Friday, July 02, 2010

Brideshead Revisited - Evelyn Waugh

"The chapel showed no ill effects of its long neglect. The paint was as fresh and bright as ever. And the lamp burned once more before the altar. I knelt and said a prayer - an ancient, newly-learned form of words. I thought that the builders did not know the uses to which their work would descend. They made a new house with the stones of the old castle. Year by year the great harvest of timber in the park grew to ripeness, until, in sudden frost, came the Age of Hooper. The place was desolate and the work all brought to nothing. Quo modo sedet sola civitas - vanity of vanities, all is vanity. And yet, I thought, that is not the last word. It is not even an apt word - it is a dead word from ten years back."

Charles Ryder is a young student at Oxford University when a chance encounter introduces him to Lord Sebastian Flyte. Sebastian invites Ryder into his family home, Brideshead, and in fact, into his life. But each member of Sebastian's family is somewhat damaged if eccentric. Charles takes to them though as his own family life is less than satisfactory. The two young men grow close over one summer but all too soon things begin to change. Sebastian drinks, driving him far from home and away from Charles. Without his friendship Charles soon becomes estranged from the rest of the family, only returning to Brideshead many years later to find it much changed.

This was my first Evelyn Waugh book and he didn't let me down. The flow of his sentence structure and his description I would say were on par with du Maurier's "Rebecca" but of a different flavour. If this book were a meal it would most definitely taste of wood smoke. There is a certain visceral sensuousness to his writing as evinced by this paragraph: "The sole was so simple and unobtruse that Rex failed to notice it. We ate to the music of the press - the crunch of the bones, the drip of blood and marrow, the tap of the spoon basting the thin slices of breast." Waugh manages to make eating both a violent and erotic experience.

While I did love the writing in the book I found it nearly impossible to connect to and care about the characters. There was almost a vulgarity to their qualms about daily life. I couldn't wrap my head around being so rich as to be hard done by. I know that the reader isn't necessarily supposed to like the family and their decadent lifestyle but because I didn't care about the characters I didn't care what happened to them either. Perhaps it's the distance between writer and reader that makes this book feel so inaccessible to me. Waugh did write it more than 60 years ago but to be fair, I have no problem connecting with Cervantes or Austen and their works are far older.

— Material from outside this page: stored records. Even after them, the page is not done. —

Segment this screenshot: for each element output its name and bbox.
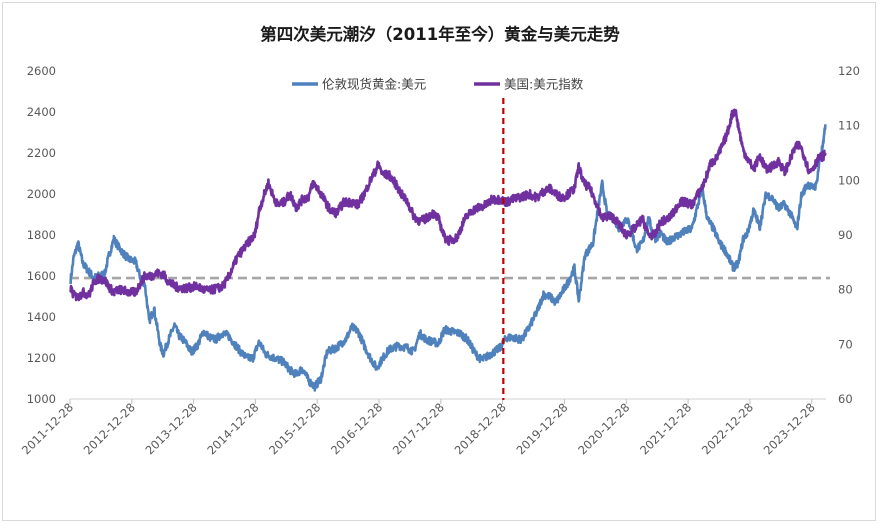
y-left-tick-label: 1000	[27, 392, 56, 406]
y-right-tick-label: 100	[838, 173, 860, 187]
x-tick-label: 2019-12-28	[513, 400, 570, 457]
x-tick-label: 2013-12-28	[143, 400, 200, 457]
y-left-tick-label: 2400	[27, 105, 56, 119]
x-tick-label: 2021-12-28	[637, 400, 694, 457]
y-left-tick-label: 1600	[27, 269, 56, 283]
x-tick-label: 2014-12-28	[204, 400, 261, 457]
x-tick-label: 2020-12-28	[575, 400, 632, 457]
chart-title: 第四次美元潮汐（2011年至今）黄金与美元走势	[260, 24, 620, 44]
y-left-tick-label: 1400	[27, 310, 56, 324]
legend-label-dxy: 美国:美元指数	[504, 77, 584, 92]
y-axis-left: 1000 1200 1400 1600 1800 2000 2200 2400 2600	[27, 64, 56, 406]
x-tick-label: 2012-12-28	[81, 400, 138, 457]
y-right-tick-label: 70	[838, 337, 853, 351]
x-tick-label: 2016-12-28	[328, 400, 385, 457]
plot-area	[69, 98, 830, 400]
y-right-tick-label: 110	[838, 119, 860, 133]
y-left-tick-label: 2600	[27, 64, 56, 78]
y-left-tick-label: 2000	[27, 187, 56, 201]
y-right-tick-label: 90	[838, 228, 853, 242]
y-right-tick-label: 80	[838, 283, 853, 297]
x-tick-label: 2017-12-28	[390, 400, 447, 457]
y-left-tick-label: 1200	[27, 351, 56, 365]
x-tick-label: 2015-12-28	[266, 400, 323, 457]
x-tick-label: 2011-12-28	[19, 400, 76, 457]
x-axis: 2011-12-28 2012-12-28 2013-12-28 2014-12-28…	[19, 398, 826, 457]
y-right-tick-label: 60	[838, 392, 853, 406]
series-dxy-line	[69, 108, 827, 302]
legend-label-gold: 伦敦现货黄金:美元	[322, 77, 426, 92]
y-left-tick-label: 1800	[27, 228, 56, 242]
y-axis-right: 60 70 80 90 100 110 120	[838, 64, 860, 406]
y-left-tick-label: 2200	[27, 146, 56, 160]
x-tick-label: 2018-12-28	[452, 400, 509, 457]
x-tick-label: 2023-12-28	[761, 400, 818, 457]
x-tick-label: 2022-12-28	[699, 400, 756, 457]
y-right-tick-label: 120	[838, 64, 860, 78]
legend: 伦敦现货黄金:美元 美国:美元指数	[292, 77, 584, 92]
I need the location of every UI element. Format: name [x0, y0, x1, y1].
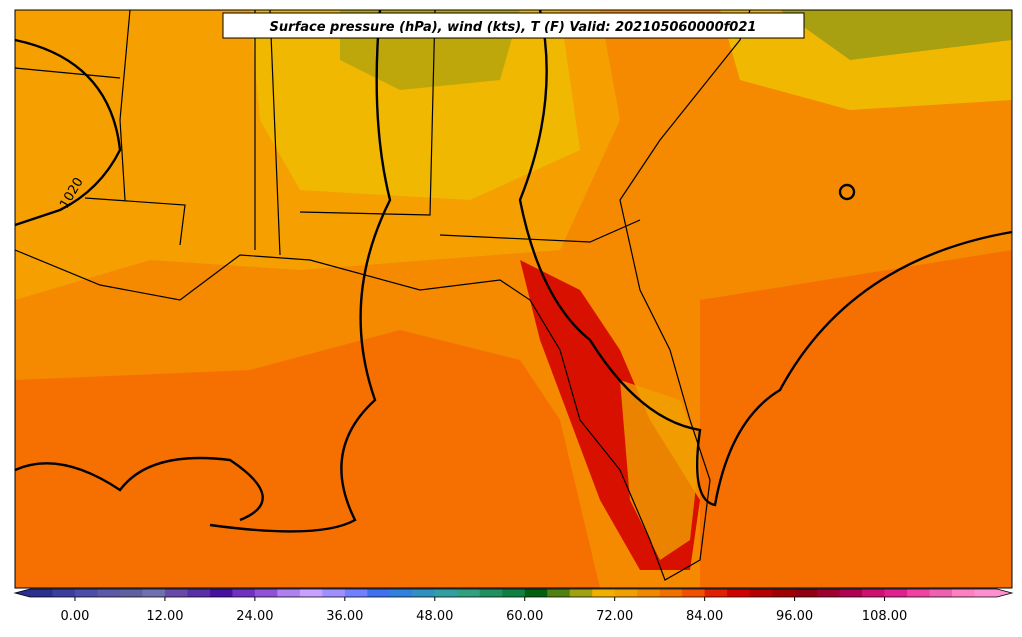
- colorbar-bin: [929, 589, 953, 597]
- colorbar-bin: [119, 589, 143, 597]
- colorbar-bin: [794, 589, 818, 597]
- colorbar-bin: [277, 589, 301, 597]
- colorbar-bin: [209, 589, 233, 597]
- colorbar-bin: [524, 589, 548, 597]
- isobars: [14, 9, 1013, 533]
- colorbar-bin: [479, 589, 503, 597]
- colorbar-bin: [367, 589, 391, 597]
- colorbar-tick-label: 60.00: [506, 609, 543, 624]
- colorbar-bin: [457, 589, 481, 597]
- colorbar-tick-label: 24.00: [236, 609, 273, 624]
- colorbar-tick-label: 84.00: [686, 609, 723, 624]
- borders: [14, 9, 751, 581]
- colorbar-bin: [727, 589, 751, 597]
- colorbar-bin: [52, 589, 76, 597]
- colorbar-bin: [97, 589, 121, 597]
- colorbar-bin: [344, 589, 368, 597]
- colorbar-bin: [704, 589, 728, 597]
- colorbar-bin: [862, 589, 886, 597]
- colorbar-bin: [839, 589, 863, 597]
- colorbar-bin: [772, 589, 796, 597]
- colorbar-bin: [412, 589, 436, 597]
- colorbar-bin: [502, 589, 526, 597]
- colorbar-bin: [187, 589, 211, 597]
- colorbar-bin: [817, 589, 841, 597]
- warm-zone: [780, 10, 1012, 60]
- colorbar-bin: [254, 589, 278, 597]
- colorbar-bin: [74, 589, 98, 597]
- colorbar-bin: [232, 589, 256, 597]
- colorbar-bin: [614, 589, 638, 597]
- map-frame: [14, 9, 1013, 589]
- colorbar-bin: [749, 589, 773, 597]
- colorbar-bin: [142, 589, 166, 597]
- colorbar-tick-label: 12.00: [146, 609, 183, 624]
- colorbar-bin: [569, 589, 593, 597]
- colorbar-tick-label: 36.00: [326, 609, 363, 624]
- colorbar-bin: [164, 589, 188, 597]
- colorbar-bin: [299, 589, 323, 597]
- colorbar-tick-label: 108.00: [862, 609, 908, 624]
- colorbar-bin: [592, 589, 616, 597]
- colorbar-bin: [952, 589, 976, 597]
- colorbar-bin: [322, 589, 346, 597]
- colorbar-outline: [13, 588, 1014, 598]
- colorbar-tick-label: 72.00: [596, 609, 633, 624]
- hot-zone: [700, 250, 1012, 588]
- colorbar-bin: [884, 589, 908, 597]
- colorbar-extend-low: [15, 589, 30, 597]
- colorbar: 0.00 12.00 24.00 36.00 48.00 60.00 72.00 84.00 9…: [13, 588, 1014, 624]
- colorbar-bin: [974, 589, 998, 597]
- title-box: [222, 12, 805, 39]
- map: 1020: [14, 9, 1013, 589]
- colorbar-bin: [637, 589, 661, 597]
- colorbar-bin: [30, 589, 53, 597]
- colorbar-tick-label: 0.00: [61, 609, 90, 624]
- colorbar-bin: [547, 589, 571, 597]
- hot-zone: [15, 330, 600, 588]
- colorbar-bin: [907, 589, 931, 597]
- colorbar-bin: [682, 589, 706, 597]
- colorbar-tick-label: 48.00: [416, 609, 453, 624]
- title: Surface pressure (hPa), wind (kts), T (F…: [270, 20, 757, 35]
- colorbar-extend-high: [997, 589, 1012, 597]
- colorbar-bin: [659, 589, 683, 597]
- colorbar-bin: [389, 589, 413, 597]
- colorbar-bin: [434, 589, 458, 597]
- colorbar-tick-label: 96.00: [776, 609, 813, 624]
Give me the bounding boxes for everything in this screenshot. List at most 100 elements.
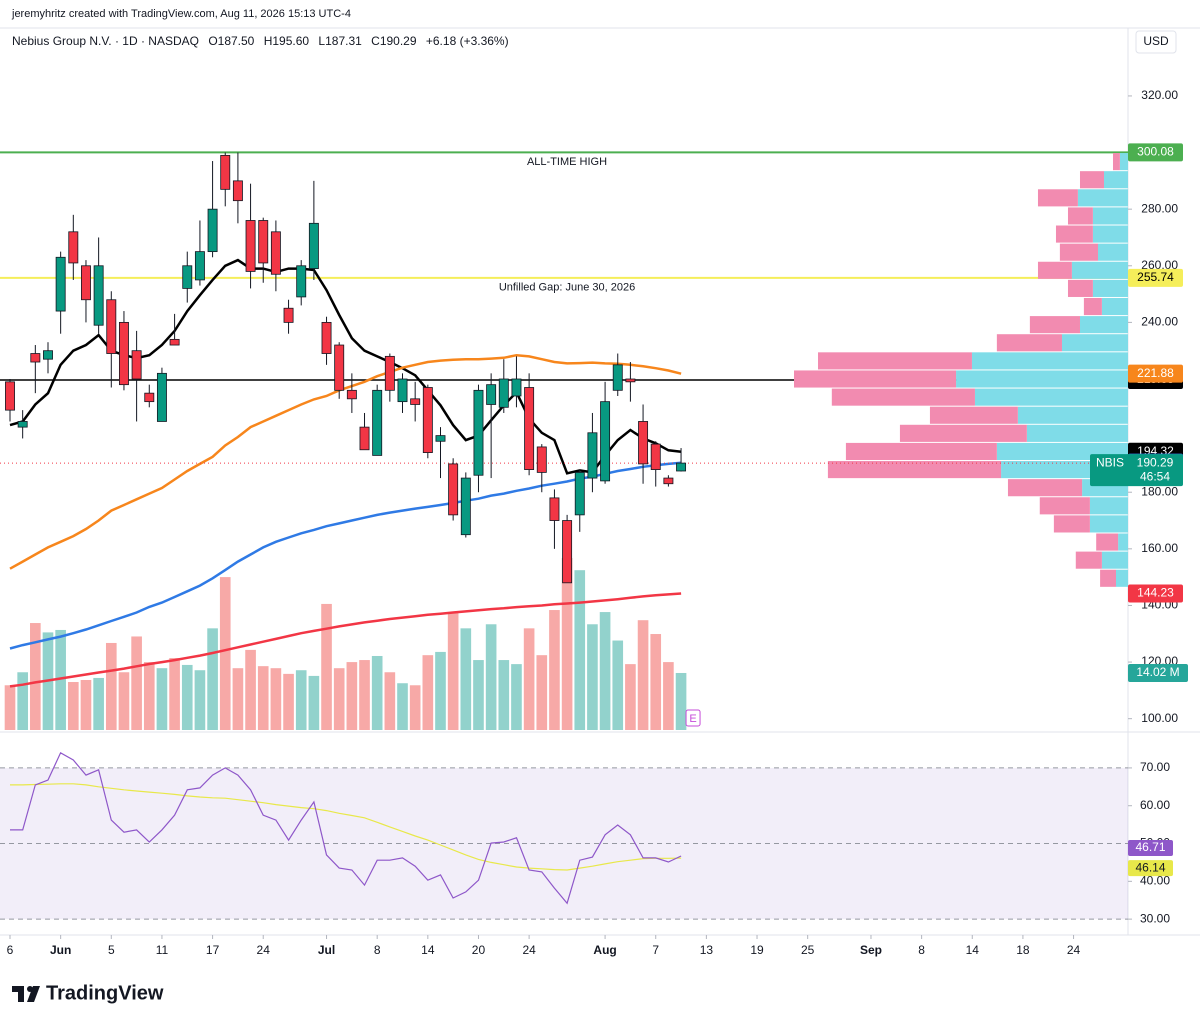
x-tick-label: Jul	[318, 943, 335, 957]
profile-down	[1079, 171, 1104, 189]
candle-body	[207, 208, 218, 253]
candle-body	[587, 432, 598, 479]
logo-icon	[12, 986, 40, 1002]
legend: Nebius Group N.V. · 1D · NASDAQ O187.50 …	[12, 34, 509, 48]
rsi-tick-label: 70.00	[1140, 760, 1170, 774]
volume-bar	[473, 660, 484, 730]
volume-bar	[371, 655, 383, 730]
volume-bar	[574, 570, 586, 730]
profile-up	[1077, 189, 1128, 207]
symbol: Nebius Group N.V. · 1D · NASDAQ	[12, 34, 199, 48]
profile-down	[1096, 533, 1119, 551]
credit: jeremyhritz created with TradingView.com…	[11, 8, 351, 20]
profile-up	[1092, 279, 1128, 297]
candle-body	[93, 265, 104, 326]
candle-body	[435, 435, 446, 442]
profile-down	[1007, 479, 1083, 497]
volume-bar	[561, 557, 573, 730]
volume-bar	[245, 649, 256, 730]
moving-average	[9, 461, 682, 650]
candle-body	[5, 381, 15, 411]
profile-up	[1061, 334, 1128, 352]
rsi-ma-line	[10, 783, 682, 871]
profile-up	[1089, 515, 1128, 533]
candle-body	[448, 463, 459, 516]
event-box	[685, 709, 701, 727]
volume-bar	[663, 662, 674, 730]
ma-badge: 221.88	[1137, 366, 1174, 380]
volume-bar	[650, 634, 662, 730]
profile-up	[1097, 243, 1128, 261]
profile-down	[1059, 243, 1098, 261]
level-badge-bg	[1128, 143, 1183, 162]
volume-bar	[219, 577, 231, 730]
ticker: NBIS	[1096, 455, 1124, 469]
profile-up	[1092, 225, 1128, 243]
volume-bar	[181, 664, 193, 730]
candle-body	[321, 321, 332, 354]
x-tick-label: 8	[374, 943, 381, 957]
candle-body	[536, 446, 547, 473]
profile-up	[1092, 207, 1128, 225]
candle-body	[118, 321, 129, 386]
level-label: Unfilled Gap: June 30, 2026	[499, 282, 635, 294]
close-label: C190.29	[371, 34, 417, 48]
volume-bar	[549, 610, 560, 730]
brand: TradingView	[46, 982, 164, 1004]
volume-bar	[485, 624, 497, 730]
volume-bar	[409, 685, 421, 730]
plot: 320.00280.00260.00240.00180.00160.00140.…	[0, 88, 1188, 957]
y-tick-label: 280.00	[1141, 201, 1178, 215]
ma-badge-bg	[1128, 364, 1183, 383]
profile-up	[1115, 569, 1128, 587]
moving-average	[9, 353, 682, 570]
x-tick-label: 20	[472, 943, 486, 957]
logo-dot	[27, 986, 33, 992]
volume-bar	[599, 612, 611, 730]
candle-body	[346, 389, 357, 400]
candle-body	[156, 372, 167, 422]
volume-bar	[156, 668, 168, 730]
x-tick-label: Aug	[593, 943, 616, 957]
volume-bar	[257, 666, 269, 730]
x-tick-label: 5	[108, 943, 115, 957]
volume-bar	[105, 642, 117, 730]
x-tick-label: 11	[156, 943, 169, 957]
logo: TradingView	[12, 982, 164, 1004]
profile-down	[794, 370, 957, 388]
high-label: H195.60	[264, 34, 310, 48]
x-tick-label: 6	[7, 943, 14, 957]
profile-up	[1101, 551, 1128, 569]
ma-badge: 144.23	[1137, 586, 1174, 600]
profile-up	[1017, 406, 1128, 424]
volume-bar	[93, 677, 104, 730]
candle-body	[676, 462, 687, 472]
profile-down	[996, 334, 1062, 352]
rsi-tick-label: 30.00	[1140, 911, 1170, 925]
level-badge: 300.08	[1137, 144, 1174, 158]
volume-bar	[447, 612, 459, 730]
volume-bar	[194, 670, 206, 730]
currency-box[interactable]	[1135, 30, 1177, 54]
candle-body	[182, 265, 193, 289]
candle-body	[106, 299, 117, 354]
volume-bar	[397, 683, 408, 730]
volume-bar	[295, 670, 307, 730]
candle-body	[397, 378, 408, 403]
level-badge: 255.74	[1137, 270, 1174, 284]
profile-down	[827, 461, 1002, 479]
profile-down	[1067, 207, 1093, 225]
rsi-ma-badge: 46.14	[1135, 860, 1165, 874]
volume-bar	[17, 672, 28, 730]
y-tick-label: 240.00	[1141, 315, 1178, 329]
y-tick-label: 180.00	[1141, 484, 1178, 498]
level-label: ALL-TIME HIGH	[527, 156, 607, 168]
candle-body	[17, 421, 28, 428]
profile-down	[1039, 497, 1090, 515]
candle-body	[498, 378, 509, 408]
low-label: L187.31	[318, 34, 362, 48]
candle-body	[334, 344, 345, 391]
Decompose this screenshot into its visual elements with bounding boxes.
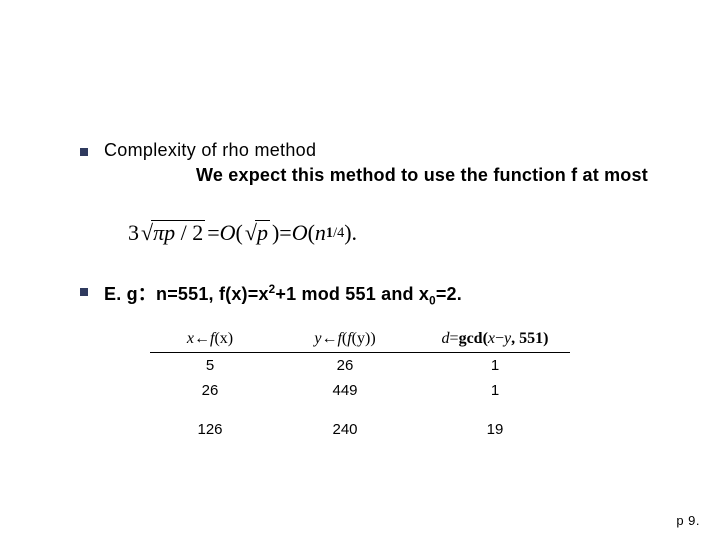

My main beef with the book was the point in time at which it started. I know the book is about loss and mourning what has passed but this felt like entering a theatre after the end credits have started. I wanted to see everything from the beginning. I wanted to experience the descent of these people, not reflect on their already decaying family unit. "Brideshead Revisited" encompasses love and loss, religion and secularity, loyalty and infidelity, everything one could want in a book. It was unfortunately not the book for me.